I pretended to be relieved, but I had known all along that he was pleased I was here.

So we danced and we bantered together, and he stayed with me. It was pleasant and I know he thought so, too. But if he had forgotten Miss Derringham, I had not. In my impulsive way I asked if he knew what she was wearing. He said he had not inquired. And is there to be an announcement? I wanted to know. He replied that it certainly wouldn't be tonight. The Derringhams were leaving on the seventh and on the night of the sixth there was to be a very grand ball. This would be more ceremonious than tonight.

“Opportunities will
not
be given to intruders?” I asked.

“I'm afraid not.”

“The announcement will be made, toasts will be drunk; there'll be feasting probably in the servants' hall; and those neither below stairs nor quite above—such as the nurse and the long suffering Miss Beddoes—perhaps even may be allowed to enter into the general rejoicing.”

“I daresay.”

“May I say now, that I wish you all the happiness you deserve.”

“How do you know that I deserve any?”

“I don't. I wish that if you deserve it you may have it.”

He was laughing. He said: “I enjoy so much being with you.”

“Then perhaps my sins are forgiven?”

“It depends on what you have committed.”

“Well—tonight for instance. I am the uninvited guest. The Chatelaine with false keys…and not even an invitation card.”

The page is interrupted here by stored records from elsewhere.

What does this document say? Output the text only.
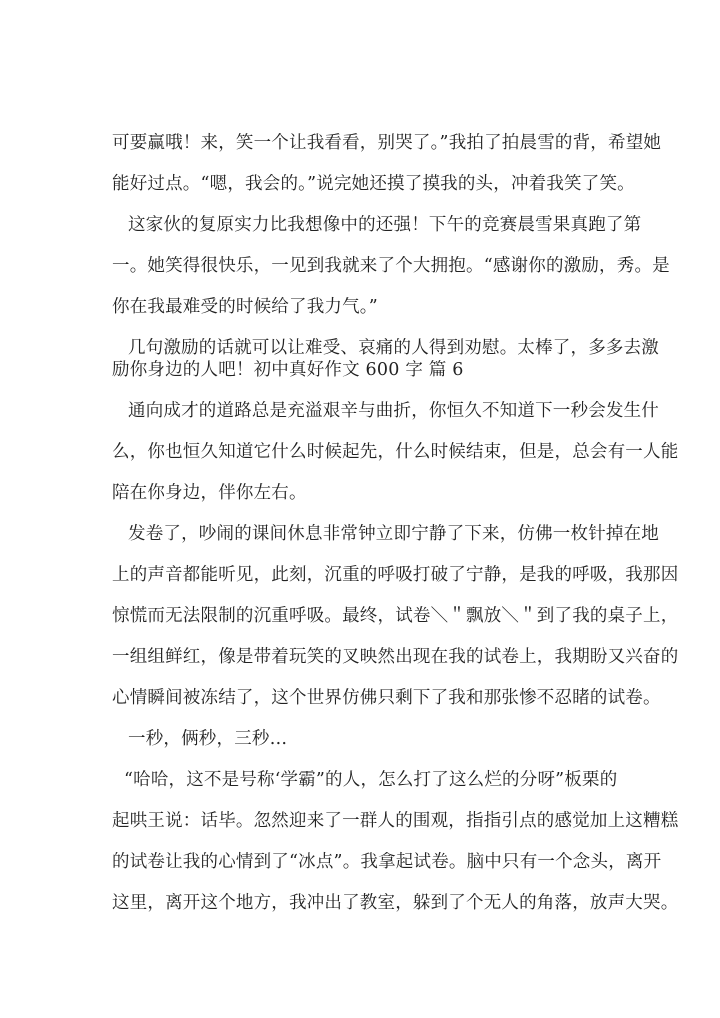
可要赢哦！来，笑一个让我看看，别哭了。”我拍了拍晨雪的背，希望她
能好过点。“嗯，我会的。”说完她还摸了摸我的头，冲着我笑了笑。
这家伙的复原实力比我想像中的还强！下午的竞赛晨雪果真跑了第
一。她笑得很快乐，一见到我就来了个大拥抱。“感谢你的激励，秀。是
你在我最难受的时候给了我力气。”
几句激励的话就可以让难受、哀痛的人得到劝慰。太棒了，多多去激
励你身边的人吧！初中真好作文 600 字 篇 6
通向成才的道路总是充溢艰辛与曲折，你恒久不知道下一秒会发生什
么，你也恒久知道它什么时候起先，什么时候结束，但是，总会有一人能
陪在你身边，伴你左右。
发卷了，吵闹的课间休息非常钟立即宁静了下来，仿佛一枚针掉在地
上的声音都能听见，此刻，沉重的呼吸打破了宁静，是我的呼吸，我那因
惊慌而无法限制的沉重呼吸。最终，试卷＼＂飘放＼＂到了我的桌子上，
一组组鲜红，像是带着玩笑的叉映然出现在我的试卷上，我期盼又兴奋的
心情瞬间被冻结了，这个世界仿佛只剩下了我和那张惨不忍睹的试卷。
一秒，俩秒，三秒…
“哈哈，这不是号称‘学霸”的人，怎么打了这么烂的分呀”板栗的
起哄王说：话毕。忽然迎来了一群人的围观，指指引点的感觉加上这糟糕
的试卷让我的心情到了“冰点”。我拿起试卷。脑中只有一个念头，离开
这里，离开这个地方，我冲出了教室，躲到了个无人的角落，放声大哭。
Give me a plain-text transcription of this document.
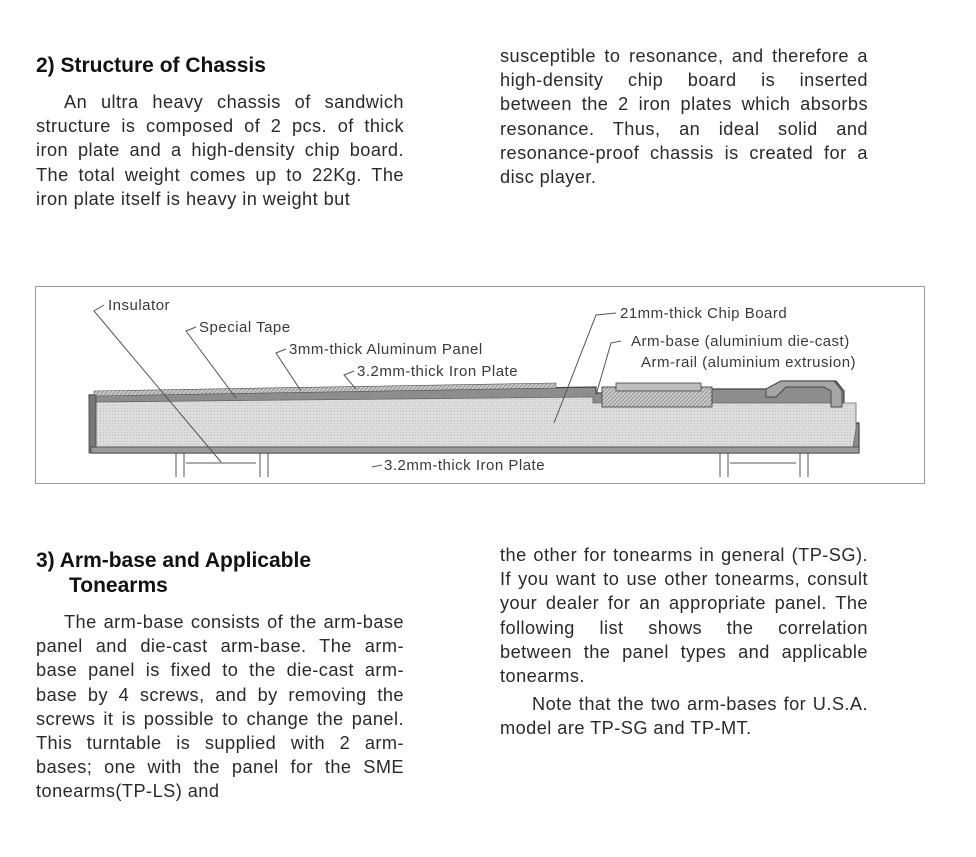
2) Structure of Chassis

An ultra heavy chassis of sandwich structure is composed of 2 pcs. of thick iron plate and a high-density chip board. The total weight comes up to 22Kg. The iron plate itself is heavy in weight but

susceptible to resonance, and therefore a high-density chip board is inserted between the 2 iron plates which absorbs resonance. Thus, an ideal solid and resonance-proof chassis is created for a disc player.

Insulator
Special Tape
3mm-thick Aluminum Panel
3.2mm-thick Iron Plate
21mm-thick Chip Board
Arm-base (aluminium die-cast)
Arm-rail (aluminium extrusion)
3.2mm-thick Iron Plate
3) Arm-base and Applicable
Tonearms

The arm-base consists of the arm-base panel and die-cast arm-base. The arm-base panel is fixed to the die-cast arm-base by 4 screws, and by removing the screws it is possible to change the panel. This turntable is supplied with 2 arm-bases; one with the panel for the SME tonearms(TP-LS) and

the other for tonearms in general (TP-SG). If you want to use other tonearms, consult your dealer for an appropriate panel. The following list shows the correlation between the panel types and applicable tonearms.

Note that the two arm-bases for U.S.A. model are TP-SG and TP-MT.
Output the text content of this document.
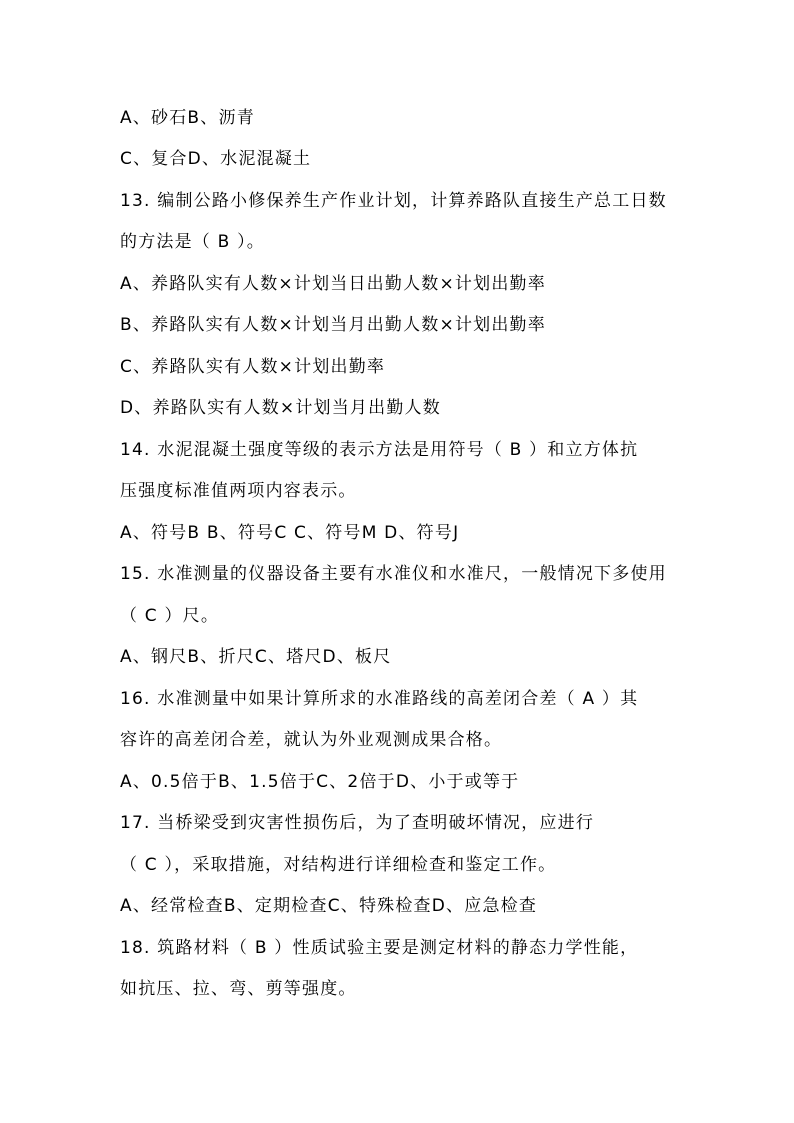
A、砂石B、沥青
C、复合D、水泥混凝土
13. 编制公路小修保养生产作业计划，计算养路队直接生产总工日数
的方法是（ B ）。
A、养路队实有人数×计划当日出勤人数×计划出勤率
B、养路队实有人数×计划当月出勤人数×计划出勤率
C、养路队实有人数×计划出勤率
D、养路队实有人数×计划当月出勤人数
14. 水泥混凝土强度等级的表示方法是用符号（ B ）和立方体抗
压强度标准值两项内容表示。
A、符号B B、符号C C、符号M D、符号J
15. 水准测量的仪器设备主要有水准仪和水准尺，一般情况下多使用
（ C ）尺。
A、钢尺B、折尺C、塔尺D、板尺
16. 水准测量中如果计算所求的水准路线的高差闭合差（ A ）其
容许的高差闭合差，就认为外业观测成果合格。
A、0.5倍于B、1.5倍于C、2倍于D、小于或等于
17. 当桥梁受到灾害性损伤后，为了查明破坏情况，应进行
（ C ），采取措施，对结构进行详细检查和鉴定工作。
A、经常检查B、定期检查C、特殊检查D、应急检查
18. 筑路材料（ B ）性质试验主要是测定材料的静态力学性能，
如抗压、拉、弯、剪等强度。
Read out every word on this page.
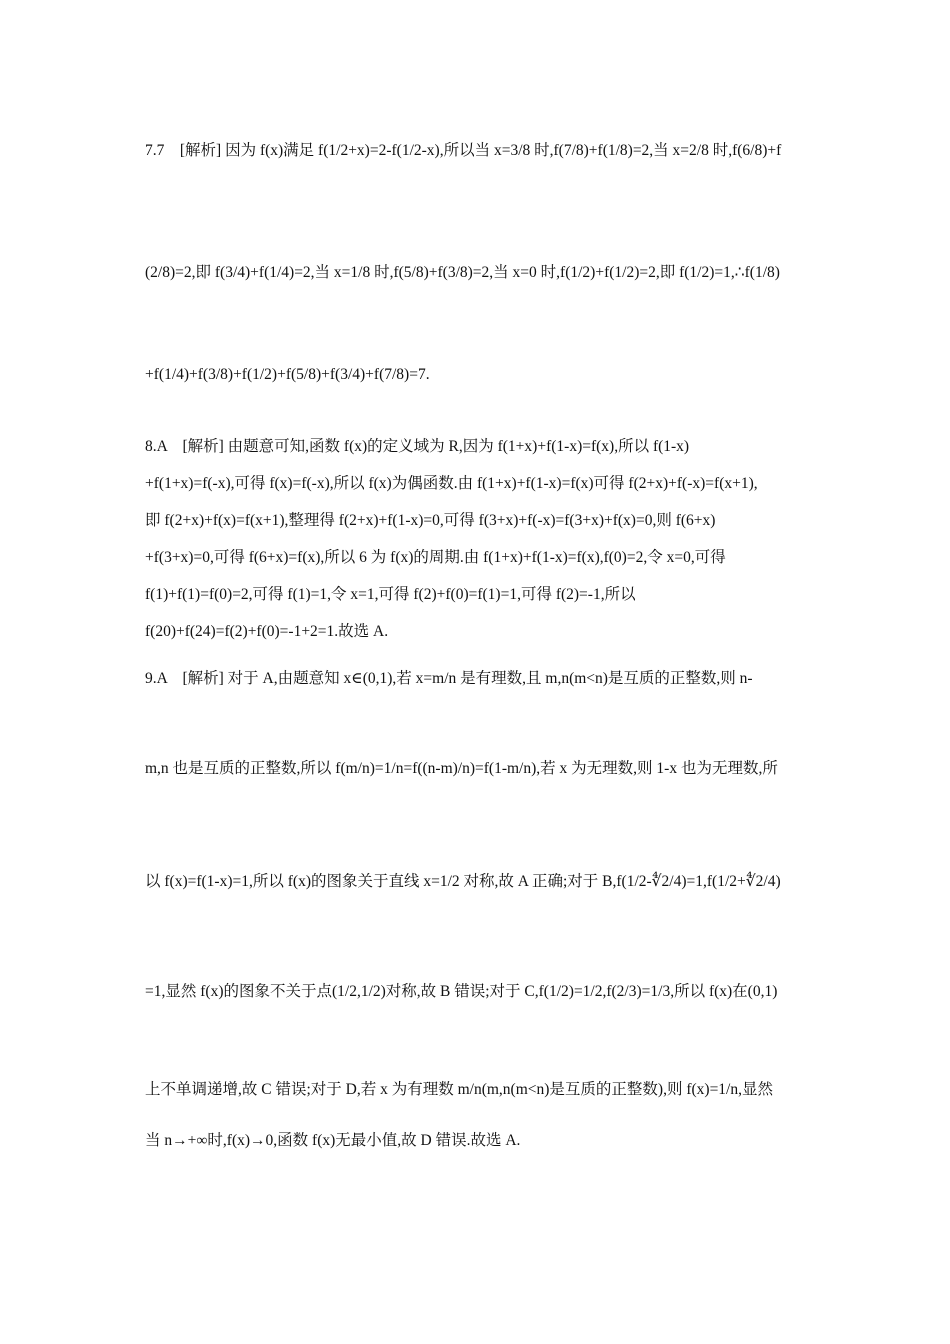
7.7　[解析] 因为 f(x)满足 f(1/2+x)=2-f(1/2-x),所以当 x=3/8 时,f(7/8)+f(1/8)=2,当 x=2/8 时,f(6/8)+f
(2/8)=2,即 f(3/4)+f(1/4)=2,当 x=1/8 时,f(5/8)+f(3/8)=2,当 x=0 时,f(1/2)+f(1/2)=2,即 f(1/2)=1,∴f(1/8)
+f(1/4)+f(3/8)+f(1/2)+f(5/8)+f(3/4)+f(7/8)=7.
8.A　[解析] 由题意可知,函数 f(x)的定义域为 R,因为 f(1+x)+f(1-x)=f(x),所以 f(1-x)
+f(1+x)=f(-x),可得 f(x)=f(-x),所以 f(x)为偶函数.由 f(1+x)+f(1-x)=f(x)可得 f(2+x)+f(-x)=f(x+1),
即 f(2+x)+f(x)=f(x+1),整理得 f(2+x)+f(1-x)=0,可得 f(3+x)+f(-x)=f(3+x)+f(x)=0,则 f(6+x)
+f(3+x)=0,可得 f(6+x)=f(x),所以 6 为 f(x)的周期.由 f(1+x)+f(1-x)=f(x),f(0)=2,令 x=0,可得
f(1)+f(1)=f(0)=2,可得 f(1)=1,令 x=1,可得 f(2)+f(0)=f(1)=1,可得 f(2)=-1,所以
f(20)+f(24)=f(2)+f(0)=-1+2=1.故选 A.
9.A　[解析] 对于 A,由题意知 x∈(0,1),若 x=m/n 是有理数,且 m,n(m<n)是互质的正整数,则 n-
m,n 也是互质的正整数,所以 f(m/n)=1/n=f((n-m)/n)=f(1-m/n),若 x 为无理数,则 1-x 也为无理数,所
以 f(x)=f(1-x)=1,所以 f(x)的图象关于直线 x=1/2 对称,故 A 正确;对于 B,f(1/2-∜2/4)=1,f(1/2+∜2/4)
=1,显然 f(x)的图象不关于点(1/2,1/2)对称,故 B 错误;对于 C,f(1/2)=1/2,f(2/3)=1/3,所以 f(x)在(0,1)
上不单调递增,故 C 错误;对于 D,若 x 为有理数 m/n(m,n(m<n)是互质的正整数),则 f(x)=1/n,显然
当 n→+∞时,f(x)→0,函数 f(x)无最小值,故 D 错误.故选 A.
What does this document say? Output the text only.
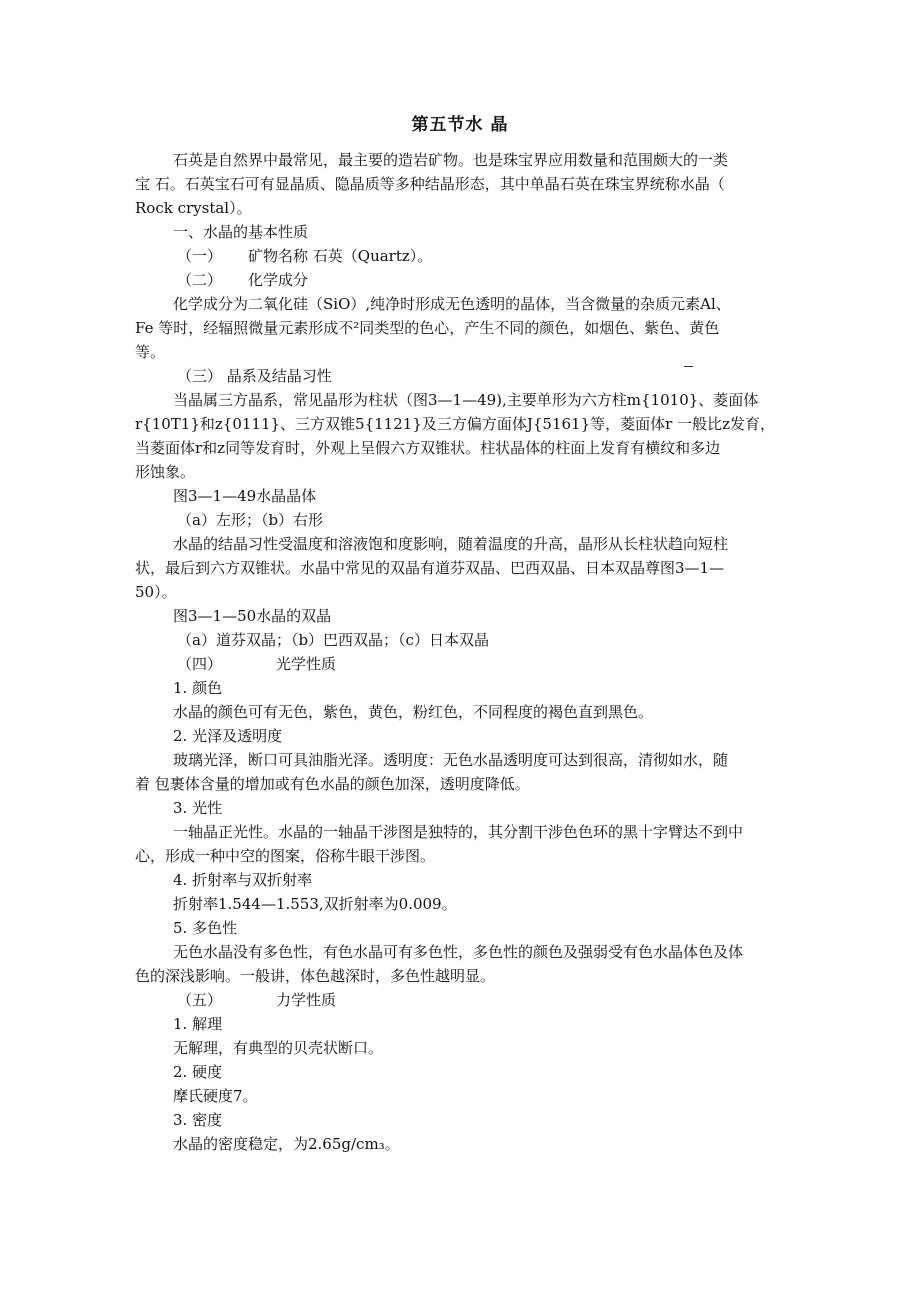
第五节水 晶
石英是自然界中最常见，最主要的造岩矿物。也是珠宝界应用数量和范围颇大的一类
宝 石。石英宝石可有显晶质、隐晶质等多种结晶形态，其中单晶石英在珠宝界统称水晶（
Rock crystal）。
一、水晶的基本性质
（一） 矿物名称 石英（Quartz）。
（二） 化学成分
化学成分为二氧化硅（SiO）,纯净时形成无色透明的晶体，当含微量的杂质元素Al、
Fe 等时，经辐照微量元素形成不²同类型的色心，产生不同的颜色，如烟色、紫色、黄色
等。
（三） 晶系及结晶习性
当晶属三方晶系，常见晶形为柱状（图3—1—49),主要单形为六方柱m{1010}、菱面体
r{10T1}和z{0111}、三方双锥5{1121}及三方偏方面体J{5161}等，菱面体r 一般比z发育，
当菱面体r和z同等发育时，外观上呈假六方双锥状。柱状晶体的柱面上发育有横纹和多边
形蚀象。
图3—1—49水晶晶体
（a）左形；（b）右形
水晶的结晶习性受温度和溶液饱和度影响，随着温度的升高，晶形从长柱状趋向短柱
状，最后到六方双锥状。水晶中常见的双晶有道芬双晶、巴西双晶、日本双晶尊图3—1—
50）。
图3—1—50水晶的双晶
（a）道芬双晶；（b）巴西双晶；（c）日本双晶
（四）	光学性质
1. 颜色
水晶的颜色可有无色，紫色，黄色，粉红色，不同程度的褐色直到黑色。
2. 光泽及透明度
玻璃光泽，断口可具油脂光泽。透明度：无色水晶透明度可达到很高，清彻如水，随
着 包裹体含量的增加或有色水晶的颜色加深，透明度降低。
3. 光性
一轴晶正光性。水晶的一轴晶干涉图是独特的，其分割干涉色色环的黑十字臂达不到中
心，形成一种中空的图案，俗称牛眼干涉图。
4. 折射率与双折射率
折射率1.544—1.553,双折射率为0.009。
5. 多色性
无色水晶没有多色性，有色水晶可有多色性，多色性的颜色及强弱受有色水晶体色及体
色的深浅影响。一般讲，体色越深时，多色性越明显。
（五）	力学性质
1. 解理
无解理，有典型的贝壳状断口。
2. 硬度
摩氏硬度7。
3. 密度
水晶的密度稳定，为2.65g/cm₃。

“I told you I am pleased you came.”

“Did you tell me that?”

“If I did not I tell you now.”

“Ah, Sir Troubadour,” I said, “let us dance. And have you seen the time? I suppose they will unmask at midnight. I must disappear before the witching hour.”

“So the Chatelaine has turned into Cinderella?”

“To be turned at midnight into the humble serving wench.”

“I have never yet been aware of your humility—although I admit you have many more interesting qualities.”